Artspace

alt.nature

John Lyall

Vicki Kerr, John Lyall, Boyd Webb

5 November - 29 November 1997

Curated by Nigel Clark; supported by Dunedin Public Art Gallery


The contemporary experience of nature is inherently paradoxical. On the one hand, we are aware that nature is in retreat, that species and ecosystems are disappearing before the drive for development. On the other hand, nature is on the advance as technology brings new forms of representation, new modes of replication, and even entirely novel living things into being. The title—alt.nature—is shorthand for these accelerating processes of altering nature and all the ecological concern they provoke. It also refers to the discussion groups with 'alternative' themes that proliferate in internet culture, where new modes of manipulating bodies and beings are often enthusiastically received. Between the pure and unmediated nature that some ecologists still dream about, and the free-floating mix-and-match ecologies of cyberculture, lies a more ambiguous zone, where media and matter have long been entangled. It is here, in this zone of complexity and compromise, that art can play an important role. alt.nature brings together three New Zealand artists who each have a take on the current global predicament of nature.
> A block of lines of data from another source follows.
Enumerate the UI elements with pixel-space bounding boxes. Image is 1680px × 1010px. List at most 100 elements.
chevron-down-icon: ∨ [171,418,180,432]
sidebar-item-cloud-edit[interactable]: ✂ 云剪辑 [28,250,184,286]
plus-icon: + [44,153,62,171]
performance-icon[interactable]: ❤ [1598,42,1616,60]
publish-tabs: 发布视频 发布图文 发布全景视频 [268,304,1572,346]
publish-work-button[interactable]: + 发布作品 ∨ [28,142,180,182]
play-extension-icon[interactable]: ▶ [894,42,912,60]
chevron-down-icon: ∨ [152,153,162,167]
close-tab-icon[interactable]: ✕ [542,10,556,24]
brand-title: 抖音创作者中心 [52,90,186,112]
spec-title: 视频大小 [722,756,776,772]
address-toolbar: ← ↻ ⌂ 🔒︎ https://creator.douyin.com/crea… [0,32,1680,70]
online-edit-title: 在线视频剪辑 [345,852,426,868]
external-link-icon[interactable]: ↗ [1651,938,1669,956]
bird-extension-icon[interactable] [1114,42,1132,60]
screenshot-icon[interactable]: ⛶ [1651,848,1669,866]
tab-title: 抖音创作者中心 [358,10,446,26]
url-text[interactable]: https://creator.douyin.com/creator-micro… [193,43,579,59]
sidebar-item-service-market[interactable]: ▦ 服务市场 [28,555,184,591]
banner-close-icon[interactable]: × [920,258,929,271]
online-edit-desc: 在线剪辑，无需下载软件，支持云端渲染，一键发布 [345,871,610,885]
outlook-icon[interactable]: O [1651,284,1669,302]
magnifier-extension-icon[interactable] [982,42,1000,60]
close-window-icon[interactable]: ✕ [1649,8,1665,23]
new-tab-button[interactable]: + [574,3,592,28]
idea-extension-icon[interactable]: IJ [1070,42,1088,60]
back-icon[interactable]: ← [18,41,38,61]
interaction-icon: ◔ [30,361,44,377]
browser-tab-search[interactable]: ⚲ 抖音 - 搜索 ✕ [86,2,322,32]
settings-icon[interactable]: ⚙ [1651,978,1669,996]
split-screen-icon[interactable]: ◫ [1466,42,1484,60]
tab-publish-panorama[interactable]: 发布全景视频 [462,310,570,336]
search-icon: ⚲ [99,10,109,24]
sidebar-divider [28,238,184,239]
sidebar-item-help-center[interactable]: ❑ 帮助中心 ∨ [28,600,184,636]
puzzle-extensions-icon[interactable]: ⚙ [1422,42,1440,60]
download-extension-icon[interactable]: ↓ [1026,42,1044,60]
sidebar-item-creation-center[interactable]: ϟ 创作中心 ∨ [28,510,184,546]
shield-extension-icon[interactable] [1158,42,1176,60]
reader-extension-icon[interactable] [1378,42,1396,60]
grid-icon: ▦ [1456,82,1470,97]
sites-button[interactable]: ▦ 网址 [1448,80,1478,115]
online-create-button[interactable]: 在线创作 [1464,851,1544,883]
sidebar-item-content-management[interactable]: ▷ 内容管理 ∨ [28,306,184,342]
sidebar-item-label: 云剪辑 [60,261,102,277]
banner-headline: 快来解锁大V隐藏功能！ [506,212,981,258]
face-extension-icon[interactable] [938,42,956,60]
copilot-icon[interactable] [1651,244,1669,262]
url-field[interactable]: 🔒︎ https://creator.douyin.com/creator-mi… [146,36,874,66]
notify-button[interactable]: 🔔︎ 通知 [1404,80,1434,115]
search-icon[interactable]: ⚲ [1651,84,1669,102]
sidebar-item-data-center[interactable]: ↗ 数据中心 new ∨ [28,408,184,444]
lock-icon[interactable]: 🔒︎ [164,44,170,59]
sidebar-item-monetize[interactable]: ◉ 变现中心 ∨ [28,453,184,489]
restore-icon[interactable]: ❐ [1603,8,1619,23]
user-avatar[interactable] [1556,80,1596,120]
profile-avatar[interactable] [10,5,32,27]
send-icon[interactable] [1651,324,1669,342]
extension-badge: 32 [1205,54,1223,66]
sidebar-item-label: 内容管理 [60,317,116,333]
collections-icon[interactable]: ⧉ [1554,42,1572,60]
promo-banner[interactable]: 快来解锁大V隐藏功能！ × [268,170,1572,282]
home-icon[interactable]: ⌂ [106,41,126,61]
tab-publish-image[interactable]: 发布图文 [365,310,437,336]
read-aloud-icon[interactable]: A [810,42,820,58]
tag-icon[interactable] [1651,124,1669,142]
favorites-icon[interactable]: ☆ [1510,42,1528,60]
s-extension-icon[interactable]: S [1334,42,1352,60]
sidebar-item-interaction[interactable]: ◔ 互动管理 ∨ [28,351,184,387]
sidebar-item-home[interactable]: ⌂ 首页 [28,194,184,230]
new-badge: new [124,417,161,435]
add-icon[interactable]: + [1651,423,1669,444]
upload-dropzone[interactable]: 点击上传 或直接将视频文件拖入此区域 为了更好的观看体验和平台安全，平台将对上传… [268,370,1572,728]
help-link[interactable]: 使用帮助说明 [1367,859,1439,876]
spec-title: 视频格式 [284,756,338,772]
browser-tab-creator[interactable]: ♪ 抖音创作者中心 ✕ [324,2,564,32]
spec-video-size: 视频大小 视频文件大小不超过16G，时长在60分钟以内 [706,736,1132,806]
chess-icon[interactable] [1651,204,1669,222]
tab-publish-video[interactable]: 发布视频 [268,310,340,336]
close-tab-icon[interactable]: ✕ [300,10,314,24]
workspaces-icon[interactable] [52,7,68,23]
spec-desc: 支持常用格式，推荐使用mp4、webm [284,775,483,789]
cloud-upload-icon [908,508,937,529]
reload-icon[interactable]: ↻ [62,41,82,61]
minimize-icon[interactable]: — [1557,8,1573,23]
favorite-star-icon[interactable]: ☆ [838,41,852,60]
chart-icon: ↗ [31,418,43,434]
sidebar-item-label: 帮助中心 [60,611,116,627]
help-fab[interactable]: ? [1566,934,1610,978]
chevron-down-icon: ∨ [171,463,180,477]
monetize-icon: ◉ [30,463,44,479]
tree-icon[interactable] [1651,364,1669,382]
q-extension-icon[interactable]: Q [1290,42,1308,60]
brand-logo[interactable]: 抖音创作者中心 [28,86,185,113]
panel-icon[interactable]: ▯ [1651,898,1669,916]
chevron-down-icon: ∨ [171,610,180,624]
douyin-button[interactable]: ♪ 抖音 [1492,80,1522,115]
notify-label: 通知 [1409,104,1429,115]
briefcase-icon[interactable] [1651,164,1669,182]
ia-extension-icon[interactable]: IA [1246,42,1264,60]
Vicki Kerr's looped video work draws us into a world of genetic manipulation where the fragments of living beings detach and circulate. In this ghostly domain, she literally brings to life issues about the relationship between originals and copies that have long concerned artists. Our fellow creatures are also present as multiple copies in the photographs of Boyd Webb. Somewhere in the process of technologically remaking the planet and its beings the living substance of these animals has been lost—they endure only as glossy, synthetic surfaces.Yet this world of vanishings and artificial resurrections is not without its own enchantment. In John Lyall's installed photographs, the global circulation of ideas and images of nature is brought back to Earth on our own particular part of the planet. Although digital simulation may be the ultimate in abstraction, there is still a sense in which its floating icons must come to terms with the material spaces in which they touch down.